132. Настоящий масштаб: город питался не просто проклятым хламом и не только мёртвыми вещами. Он питался людьми, у которых сначала отнимали статус “кто”, превращали в “никто”, а потом продавали их имена, следы, вещи, дары и судьбы.

133. Нужен новый реестр: не долговой, не храмовый, не гильдейский и не рыночный. Реестр возвращённых имён.
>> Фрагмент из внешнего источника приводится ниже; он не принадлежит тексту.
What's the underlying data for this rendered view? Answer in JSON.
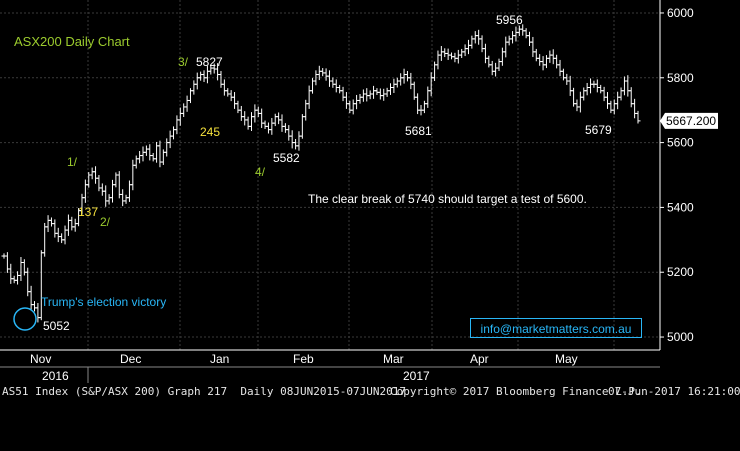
{
  "chart_data": {
    "type": "ohlc",
    "title": "ASX200 Daily Chart",
    "last_price_label": "5667.200",
    "y_ticks": [
      5000,
      5200,
      5400,
      5600,
      5800,
      6000
    ],
    "ylim": [
      4960,
      6040
    ],
    "months": [
      "Nov",
      "Dec",
      "Jan",
      "Feb",
      "Mar",
      "Apr",
      "May"
    ],
    "years": [
      {
        "label": "2016"
      },
      {
        "label": "2017"
      }
    ],
    "grid": true,
    "series": [
      {
        "name": "AS51 Index",
        "closes": [
          5250,
          5210,
          5180,
          5175,
          5190,
          5230,
          5200,
          5140,
          5100,
          5090,
          5060,
          5260,
          5340,
          5360,
          5350,
          5320,
          5310,
          5300,
          5330,
          5360,
          5340,
          5350,
          5390,
          5430,
          5470,
          5500,
          5510,
          5490,
          5460,
          5450,
          5420,
          5430,
          5470,
          5500,
          5440,
          5420,
          5430,
          5470,
          5530,
          5550,
          5560,
          5570,
          5580,
          5560,
          5550,
          5590,
          5540,
          5570,
          5600,
          5620,
          5640,
          5670,
          5690,
          5710,
          5730,
          5760,
          5780,
          5800,
          5810,
          5800,
          5820,
          5830,
          5827,
          5810,
          5780,
          5760,
          5750,
          5740,
          5720,
          5700,
          5680,
          5670,
          5650,
          5680,
          5700,
          5690,
          5660,
          5650,
          5640,
          5660,
          5680,
          5670,
          5650,
          5640,
          5620,
          5600,
          5590,
          5620,
          5680,
          5720,
          5760,
          5790,
          5810,
          5820,
          5815,
          5805,
          5790,
          5780,
          5770,
          5760,
          5740,
          5720,
          5700,
          5720,
          5730,
          5740,
          5750,
          5745,
          5750,
          5760,
          5755,
          5745,
          5750,
          5760,
          5770,
          5780,
          5790,
          5800,
          5810,
          5800,
          5780,
          5740,
          5700,
          5700,
          5720,
          5760,
          5800,
          5840,
          5870,
          5880,
          5875,
          5870,
          5865,
          5860,
          5870,
          5880,
          5890,
          5900,
          5920,
          5930,
          5920,
          5890,
          5860,
          5840,
          5820,
          5830,
          5850,
          5880,
          5910,
          5920,
          5930,
          5940,
          5950,
          5945,
          5930,
          5910,
          5880,
          5860,
          5850,
          5840,
          5860,
          5870,
          5860,
          5840,
          5820,
          5800,
          5790,
          5760,
          5720,
          5710,
          5740,
          5760,
          5770,
          5780,
          5780,
          5770,
          5760,
          5740,
          5720,
          5700,
          5720,
          5740,
          5760,
          5790,
          5760,
          5720,
          5690,
          5667
        ]
      }
    ],
    "annotations": [
      {
        "text": "5827",
        "color": "#ffffff"
      },
      {
        "text": "3/",
        "color": "#9ccc2e"
      },
      {
        "text": "245",
        "color": "#f5e13c"
      },
      {
        "text": "5956",
        "color": "#ffffff"
      },
      {
        "text": "5681",
        "color": "#ffffff"
      },
      {
        "text": "5679",
        "color": "#ffffff"
      },
      {
        "text": "5582",
        "color": "#ffffff"
      },
      {
        "text": "4/",
        "color": "#9ccc2e"
      },
      {
        "text": "1/",
        "color": "#9ccc2e"
      },
      {
        "text": "137",
        "color": "#f5e13c"
      },
      {
        "text": "2/",
        "color": "#9ccc2e"
      },
      {
        "text": "Trump's election victory",
        "color": "#29b6f6"
      },
      {
        "text": "5052",
        "color": "#ffffff"
      },
      {
        "text": "The clear break of 5740 should target a test of 5600.",
        "color": "#ffffff"
      }
    ]
  },
  "contact_email": "info@marketmatters.com.au",
  "footer": {
    "left": "AS51 Index (S&P/ASX 200) Graph 217  Daily 08JUN2015-07JUN2017",
    "center": "Copyright© 2017 Bloomberg Finance L.P.",
    "right": "07-Jun-2017 16:21:00"
  },
  "colors": {
    "background": "#000000",
    "bars": "#ffffff",
    "grid": "#3a3a3a",
    "title": "#9ccc2e",
    "wave_label": "#9ccc2e",
    "count_label": "#f5e13c",
    "highlight": "#29b6f6"
  }
}
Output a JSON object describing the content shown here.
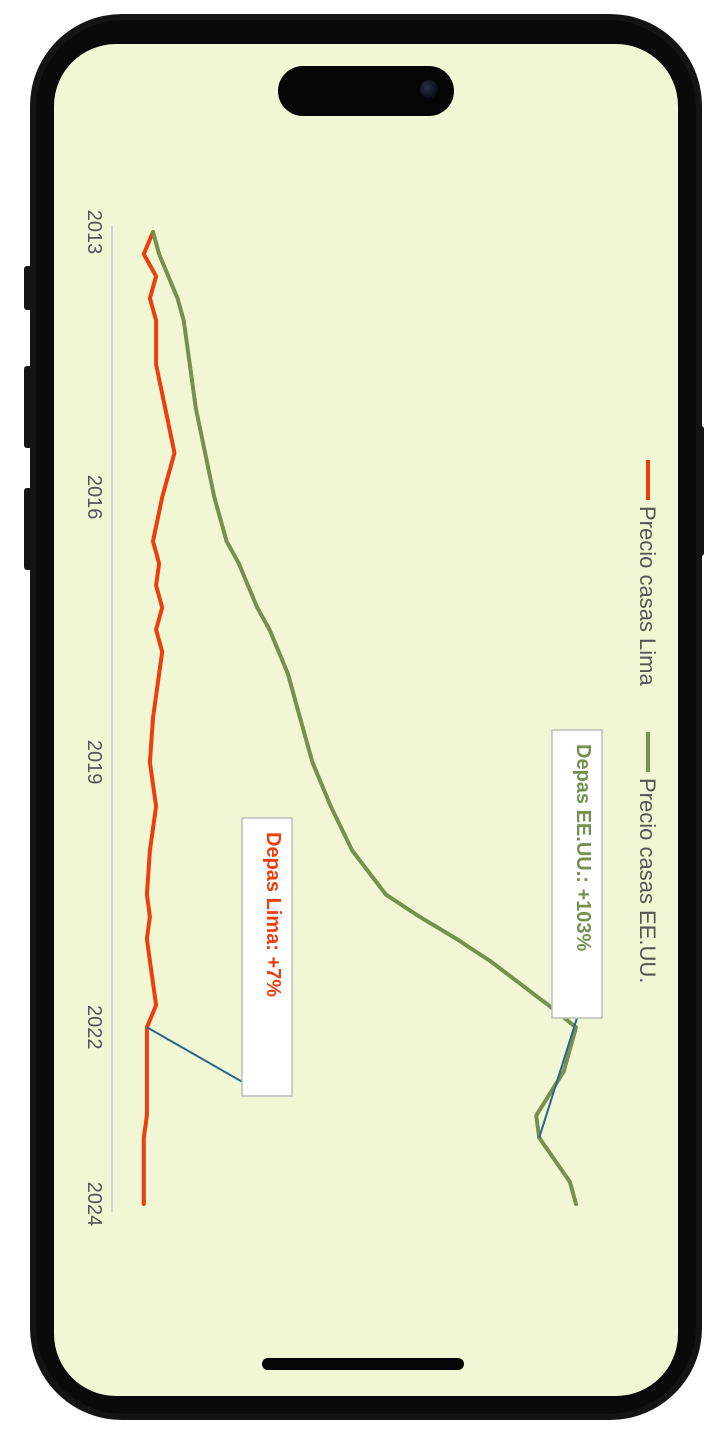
{
  "chart_data": {
    "type": "line",
    "orientation": "rotated 90 degrees clockwise",
    "x_ticks": [
      "2013",
      "2016",
      "2019",
      "2022",
      "2024"
    ],
    "series": [
      {
        "name": "Precio casas Lima",
        "color": "#ef3e0e",
        "points": [
          [
            "2013",
            100
          ],
          [
            "2013.25",
            97
          ],
          [
            "2013.5",
            101
          ],
          [
            "2013.75",
            99
          ],
          [
            "2014",
            101
          ],
          [
            "2014.5",
            101
          ],
          [
            "2015",
            104
          ],
          [
            "2015.5",
            107
          ],
          [
            "2016",
            103
          ],
          [
            "2016.5",
            100
          ],
          [
            "2016.75",
            102
          ],
          [
            "2017",
            101
          ],
          [
            "2017.25",
            103
          ],
          [
            "2017.5",
            101
          ],
          [
            "2017.75",
            103
          ],
          [
            "2018",
            102
          ],
          [
            "2018.5",
            100
          ],
          [
            "2019",
            99
          ],
          [
            "2019.25",
            100
          ],
          [
            "2019.5",
            101
          ],
          [
            "2020",
            99
          ],
          [
            "2020.5",
            98
          ],
          [
            "2020.75",
            99
          ],
          [
            "2021",
            98
          ],
          [
            "2021.25",
            99
          ],
          [
            "2021.75",
            101
          ],
          [
            "2022",
            98
          ],
          [
            "2022.5",
            98
          ],
          [
            "2023",
            98
          ],
          [
            "2023.25",
            97
          ],
          [
            "2023.5",
            97
          ],
          [
            "2023.75",
            97
          ],
          [
            "2024",
            97
          ]
        ]
      },
      {
        "name": "Precio casas EE.UU.",
        "color": "#76914f",
        "points": [
          [
            "2013",
            100
          ],
          [
            "2013.25",
            102
          ],
          [
            "2013.5",
            105
          ],
          [
            "2013.75",
            108
          ],
          [
            "2014",
            110
          ],
          [
            "2014.5",
            112
          ],
          [
            "2015",
            114
          ],
          [
            "2015.5",
            117
          ],
          [
            "2016",
            120
          ],
          [
            "2016.5",
            124
          ],
          [
            "2016.75",
            128
          ],
          [
            "2017",
            131
          ],
          [
            "2017.25",
            134
          ],
          [
            "2017.5",
            138
          ],
          [
            "2017.75",
            141
          ],
          [
            "2018",
            144
          ],
          [
            "2018.5",
            148
          ],
          [
            "2019",
            152
          ],
          [
            "2019.25",
            155
          ],
          [
            "2019.5",
            158
          ],
          [
            "2020",
            165
          ],
          [
            "2020.5",
            176
          ],
          [
            "2020.75",
            187
          ],
          [
            "2021",
            199
          ],
          [
            "2021.25",
            210
          ],
          [
            "2021.75",
            229
          ],
          [
            "2022",
            238
          ],
          [
            "2022.5",
            234
          ],
          [
            "2023",
            225
          ],
          [
            "2023.25",
            226
          ],
          [
            "2023.5",
            231
          ],
          [
            "2023.75",
            236
          ],
          [
            "2024",
            238
          ]
        ]
      }
    ],
    "annotations": [
      {
        "text": "Depas Lima: +7%",
        "color": "#ef3e0e"
      },
      {
        "text": "Depas EE.UU.: +103%",
        "color": "#76914f"
      }
    ],
    "legend_position": "right",
    "grid": false
  }
}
Каждая вещь должна снова указывать не на цену, а на человека.

Он остановился.

Потом добавил последнюю строку, уже почти не видя от усталости:

134. Эдмар Ретт не безымянный. Записать отдельно. Похоронить с именем.

Саверий забрал у него карандаш.

— Всё.

Никон не спорил.

За окнами лавки день стал серым и мокрым. На Мёртвой улице люди снова проходили мимо, делая вид, что не видят пепельных объявлений. Где-то Надзор искал свидетелей. Где-то Ильза Клар держала печать детских записей. Где-то Гильдия проверяла собственную слепоту. Где-то сапоги висельника, если ещё могли идти, оставляли влажные следы в чужом хранилище.

А в «Костяном Закладе» на столе лежала маленькая свинцовая печать, которую мёртвый старик вынул из собственного рта как последний невозможный документ.

И Никон понимал: теперь они больше не расследуют одно дело.

Они начинают считать тех, кого город научился не считать.